Pixhawk angle to arduin update rate?

Hello everyone,

I was wanting to feed the euler angle output (which would be supported by the airspeed sensor) from a pixhawk to an arduino? I was then going to use these angles in a custom stabilization algorithm for my VTOL which would be done by the arduino.

Does anyone know the upper limit of how many unique samples of the three angles (yaw,pitch,roll) you can transfer over every second? I think I will probably be needing to transfer over about 50 samples each second…

Thanks

50Hz should be possible at 921600 baud.

Thanks for your reply Amilcarlucas, I do not see this baud rate available through the arduino serial moniter, I’m not sure if that’s a bad thing or not.

Secondly, 50Hz isn’t horrible, but do you know if I could get higher than that, like 100 Hz?

Thanks for your time.

100Hz is high. Did you calculate the baud rate required to transmit the necessary mavlink messages at 100Hz? Will arduino support that baud rate?
My guess is that the arduino is the bottleneck here.

I did not calculate the baud rate, I know essentially nothing about the mavlink communication method between arduino and a pixhawk 4.

Hm, I do see that the arduino serial moniter supports 2 baud rates higher than the one you mentioned. So hopefully the arduino doesn’t limit it too bad.

How do you suggest I verify the fastest transfer rate? Probably just have to buy a pixhawk 4 and try it out myself?

Thanks for your time.

You can calculate the theoretical bitrate by using the bitrate calculation tool: https://github.com/ArduPilot/pymavlink/blob/master/tools/mavtelemetry_datarates.py

But to be sure, yes you would need to test it on real hardware using the very latest master branch firmware.

Thanks for the tip, ill check it out.

Have a good one

Shef

Hey wait amilcarlucas, do you know if the pixhawk updates its angles in response to the input from an airspeed sensor or does it instead takes the airspeed data and then just do something akin to trimming the aircraft without touching its angles?

The angles that are sent and displayed in a GCS are the body angles theta, phi, psi angles. Aerodynamic angles alpha, beta are calculated based on the estimated wind vector.

Hi Tuna Lobster, thanks for your response.

What’s the difference between aerodynamic angles and body angles?

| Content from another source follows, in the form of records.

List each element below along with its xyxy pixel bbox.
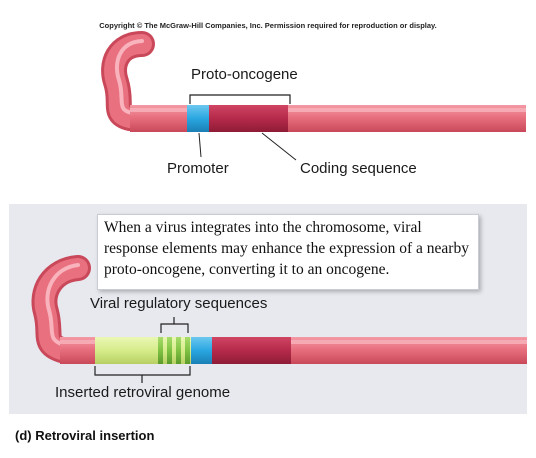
- viral-regulatory-band-1: [158, 337, 163, 364]
- callout-text: When a virus integrates into the chromos…: [104, 219, 469, 278]
- promoter-region: [187, 105, 209, 132]
- coding-leader: [261, 132, 297, 161]
- viral-regulatory-bracket: [160, 317, 189, 333]
- coding-sequence-label: Coding sequence: [300, 160, 417, 177]
- inserted-genome-bracket: [94, 366, 191, 383]
- inserted-genome-label: Inserted retroviral genome: [55, 384, 231, 401]
- coding-sequence-region: [209, 105, 288, 132]
- coding-sequence-region: [212, 337, 291, 364]
- promoter-region: [191, 337, 212, 364]
- figure-caption: (d) Retroviral insertion: [15, 428, 155, 443]
- viral-regulatory-band-2: [167, 337, 172, 364]
- promoter-label: Promoter: [167, 160, 229, 177]
- viral-regulatory-label: Viral regulatory sequences: [90, 295, 268, 312]
- viral-regulatory-band-4: [185, 337, 190, 364]
- retroviral-genome-region: [95, 337, 191, 364]
- proto-oncogene-label: Proto-oncogene: [191, 66, 298, 83]
- viral-regulatory-band-3: [176, 337, 181, 364]
- promoter-leader: [198, 132, 202, 158]
- callout-box: [97, 214, 479, 290]
- proto-oncogene-bracket: [189, 94, 291, 104]
- copyright-notice: Copyright © The McGraw-Hill Companies, I…: [99, 21, 437, 30]
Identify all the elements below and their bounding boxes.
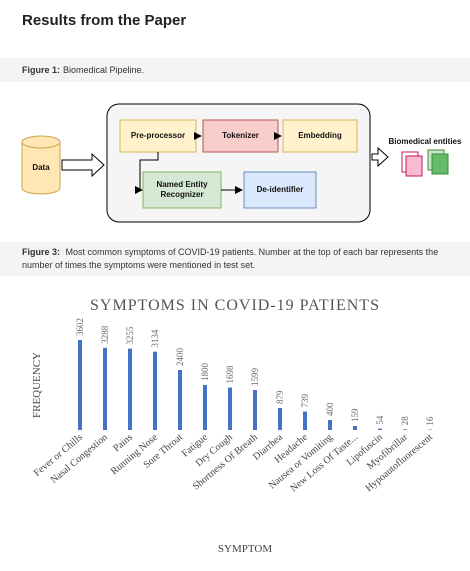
caption-text: Figure 3: Most common symptoms of COVID-… bbox=[22, 246, 448, 272]
value-label: 739 bbox=[300, 394, 310, 408]
arrow bbox=[135, 152, 159, 194]
bar bbox=[103, 347, 107, 430]
value-label: 3255 bbox=[125, 326, 135, 345]
node-box bbox=[142, 171, 222, 209]
bar bbox=[253, 390, 257, 430]
node-label: Pre-processor bbox=[130, 131, 186, 140]
value-label: 54 bbox=[375, 415, 385, 425]
page-title: Results from the Paper bbox=[22, 12, 187, 29]
node-box bbox=[282, 119, 358, 153]
value-label: 1800 bbox=[200, 363, 210, 382]
value-label: 28 bbox=[400, 416, 410, 426]
arrow bbox=[371, 146, 389, 168]
node-box bbox=[119, 119, 197, 153]
bar bbox=[328, 420, 332, 430]
value-label: 3288 bbox=[100, 325, 110, 344]
node-label: Embedding bbox=[298, 131, 342, 140]
value-label: 2400 bbox=[175, 348, 185, 367]
value-label: 879 bbox=[275, 390, 285, 404]
pipeline-diagram bbox=[21, 103, 449, 223]
value-label: 3602 bbox=[75, 318, 85, 336]
chart: SYMPTOMS IN COVID-19 PATIENTS FREQUENCY … bbox=[31, 297, 435, 555]
bar bbox=[378, 428, 382, 430]
data-cylinder-top bbox=[21, 135, 61, 149]
doc-icon bbox=[431, 153, 449, 175]
node-label: De-identifier bbox=[256, 185, 304, 194]
node-box bbox=[243, 171, 317, 209]
bar bbox=[403, 429, 407, 430]
bar bbox=[278, 408, 282, 430]
value-label: 1698 bbox=[225, 365, 235, 384]
data-cylinder bbox=[21, 142, 61, 195]
arrow bbox=[61, 152, 105, 178]
value-label: 400 bbox=[325, 402, 335, 416]
doc-icon bbox=[405, 155, 423, 177]
node-label: Named Entity Recognizer bbox=[156, 180, 208, 199]
caption-label: Figure 1: bbox=[22, 64, 61, 75]
chart-title: SYMPTOMS IN COVID-19 PATIENTS bbox=[90, 297, 380, 314]
value-label: 16 bbox=[425, 416, 435, 426]
node-label: Biomedical entities bbox=[388, 137, 462, 146]
bar bbox=[78, 339, 82, 430]
figure-caption: Figure 1: Biomedical Pipeline. bbox=[0, 58, 470, 82]
bar bbox=[178, 370, 182, 430]
figure-caption: Figure 3: Most common symptoms of COVID-… bbox=[0, 242, 470, 276]
bar bbox=[353, 426, 357, 430]
value-label: 1599 bbox=[250, 368, 260, 387]
bar bbox=[303, 411, 307, 430]
x-axis-label: SYMPTOM bbox=[218, 543, 272, 555]
value-label: 159 bbox=[350, 408, 360, 422]
caption-body: Most common symptoms of COVID-19 patient… bbox=[22, 247, 439, 270]
bar bbox=[203, 385, 207, 430]
value-label: 3134 bbox=[150, 329, 160, 348]
node-label: Data bbox=[32, 163, 50, 172]
bar bbox=[153, 351, 157, 430]
caption-text: Biomedical Pipeline. bbox=[63, 64, 145, 75]
node-label: Tokenizer bbox=[222, 131, 259, 140]
bar bbox=[128, 348, 132, 430]
y-axis-label: FREQUENCY bbox=[31, 352, 43, 418]
caption-label: Figure 3: bbox=[22, 247, 61, 257]
bar bbox=[228, 387, 232, 430]
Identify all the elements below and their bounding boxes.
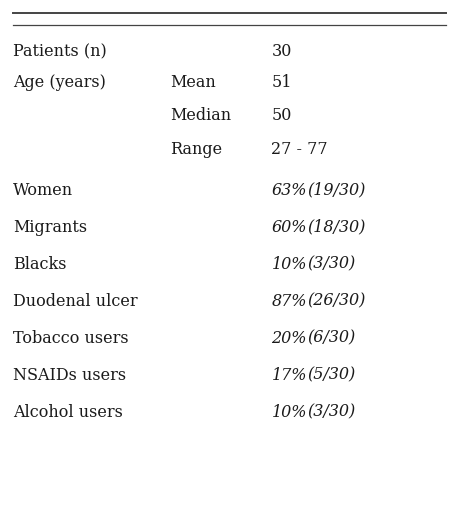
Text: 20%: 20% (271, 329, 306, 347)
Text: (6/30): (6/30) (306, 329, 354, 347)
Text: (5/30): (5/30) (306, 366, 354, 384)
Text: Migrants: Migrants (13, 218, 87, 236)
Text: 60%: 60% (271, 218, 306, 236)
Text: (3/30): (3/30) (306, 403, 354, 421)
Text: Median: Median (170, 107, 231, 124)
Text: 51: 51 (271, 74, 291, 91)
Text: 63%: 63% (271, 181, 306, 199)
Text: Range: Range (170, 140, 222, 158)
Text: (19/30): (19/30) (306, 181, 364, 199)
Text: Duodenal ulcer: Duodenal ulcer (13, 292, 137, 310)
Text: (3/30): (3/30) (306, 255, 354, 273)
Text: 50: 50 (271, 107, 291, 124)
Text: Women: Women (13, 181, 73, 199)
Text: Mean: Mean (170, 74, 215, 91)
Text: 10%: 10% (271, 403, 306, 421)
Text: 10%: 10% (271, 255, 306, 273)
Text: Patients (n): Patients (n) (13, 43, 106, 60)
Text: Tobacco users: Tobacco users (13, 329, 128, 347)
Text: NSAIDs users: NSAIDs users (13, 366, 126, 384)
Text: 87%: 87% (271, 292, 306, 310)
Text: 17%: 17% (271, 366, 306, 384)
Text: Blacks: Blacks (13, 255, 66, 273)
Text: 27 - 77: 27 - 77 (271, 140, 327, 158)
Text: (18/30): (18/30) (306, 218, 364, 236)
Text: Alcohol users: Alcohol users (13, 403, 123, 421)
Text: Age (years): Age (years) (13, 74, 106, 91)
Text: (26/30): (26/30) (306, 292, 364, 310)
Text: 30: 30 (271, 43, 291, 60)
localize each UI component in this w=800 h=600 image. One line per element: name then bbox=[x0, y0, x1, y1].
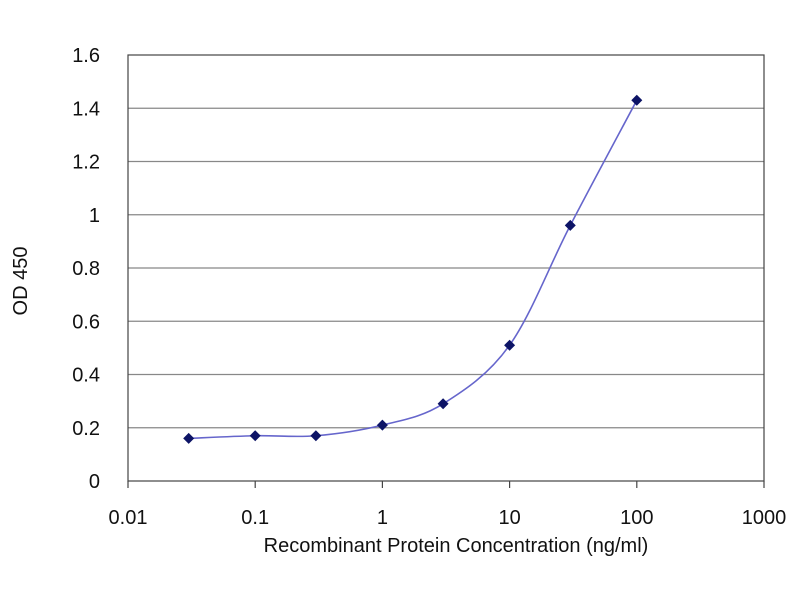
series-group bbox=[183, 94, 643, 444]
y-tick-label: 0.8 bbox=[72, 258, 100, 280]
data-point bbox=[504, 339, 516, 351]
y-tick-label: 0.6 bbox=[72, 311, 100, 333]
data-point bbox=[249, 430, 261, 442]
y-tick-label: 0.4 bbox=[72, 365, 100, 387]
x-tick-label: 10 bbox=[498, 507, 520, 529]
y-tick-label: 1.2 bbox=[72, 152, 100, 174]
x-axis-title: Recombinant Protein Concentration (ng/ml… bbox=[264, 535, 649, 557]
x-tick-label: 0.01 bbox=[109, 507, 148, 529]
x-tick-label: 0.1 bbox=[241, 507, 269, 529]
data-point bbox=[564, 219, 576, 231]
series-line bbox=[188, 99, 638, 440]
y-tick-label: 1 bbox=[89, 205, 100, 227]
data-point bbox=[183, 432, 195, 444]
x-axis-tick-labels: 0.01 0.1 1 10 100 1000 bbox=[109, 507, 787, 529]
y-tick-label: 1.4 bbox=[72, 98, 100, 120]
y-tick-label: 1.6 bbox=[72, 45, 100, 67]
data-point bbox=[376, 419, 388, 431]
data-point bbox=[310, 430, 322, 442]
y-tick-label: 0.2 bbox=[72, 418, 100, 440]
x-axis-ticks bbox=[127, 481, 765, 488]
data-point bbox=[631, 94, 643, 106]
y-axis-tick-labels: 0 0.2 0.4 0.6 0.8 1 1.2 1.4 1.6 bbox=[72, 45, 100, 493]
y-axis-title: OD 450 bbox=[10, 247, 32, 316]
x-tick-label: 1 bbox=[377, 507, 388, 529]
y-tick-label: 0 bbox=[89, 471, 100, 493]
data-point bbox=[437, 398, 449, 410]
x-tick-label: 100 bbox=[620, 507, 653, 529]
x-tick-label: 1000 bbox=[742, 507, 787, 529]
grid-lines bbox=[128, 107, 764, 429]
plot-area bbox=[127, 54, 765, 482]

And secondly, do you know which of these angles are sent via mavlink to the arduino using juan’s method, found here: MAVLink and Arduino: step by step

Or perhaps you can receive both?

Thanks

A quick summary of body vs aerodynamic angles is here.

You can request data from the autopilot by sending a MAVLink message or by changing parameters in ArduPilot. @jplopezll program is a great example to start from to send and receive messages. More information on requesting data is detailed here in the documentation. You’ll probably want to request the ATTITUDE message and/or the AOA_SSA message. You can also see a complete list of common and ArduPilot MAVLink messages and all the detailed info that goes along with each message.

TunaLobster,

Thank you for the links, ah, now I understand what you meant by “aerodynamic angles”. If the wind is strong enough from a certain direction, the angle of attack calculated can vary quite widely from the absolute pitch angle relative to the earth. For my project, I must have angles that are relative to the earth and they must be compensated for by airspeed sensors (or gps/GNSS, but ill go with airspeed) so that acceleration can be accounted for-at least in part.

So question for you, are you sure that the body angles as you describe them are not updated with the airspeed measurements?

Body angle have nothing to do with aerodynamics in ArduPilot. Aerodynamic angles are only estimations. There were discussions at one point of adding in a feature for alpha and beta measurements (here), but there hasn’t been any movement on that in a while.

What are you meaning by acceleration compensation?

Hey Tuna :smiley:

“Body angle have nothing to do with aerodynamics in ArduPilot”

quite.

“What are you meaning by acceleration compensation?”

When any IMU is used without a velocity aiding feature (airspeed sensor/ GPS), it will give inaccurate body angles (if only temporarily) when subjected to either

A) Large magnitude linear acceleration
B) Large sustained acceleration (like a plane staying in a banked turn for a while)

So, that’s why I need the body angles outputted from the pixhawk to be supported by an additional filter that accounts for translational accelerations.

also, that post you linked is quite interesting, however magnetic sensors cannot measure or account for the accelerations I speak of much like accelerometers cannot. But thank you for sharing it.

Usually to reset the integrators for the inertial navigation system (INS) a GPS position is used. An airspeed sensor would only help resolve part of the integration problem. You can dive into the code to learn the particulars of ArduPilot take on INS.

Thanks for the tip TunaLobster. Sounds good, have a good one!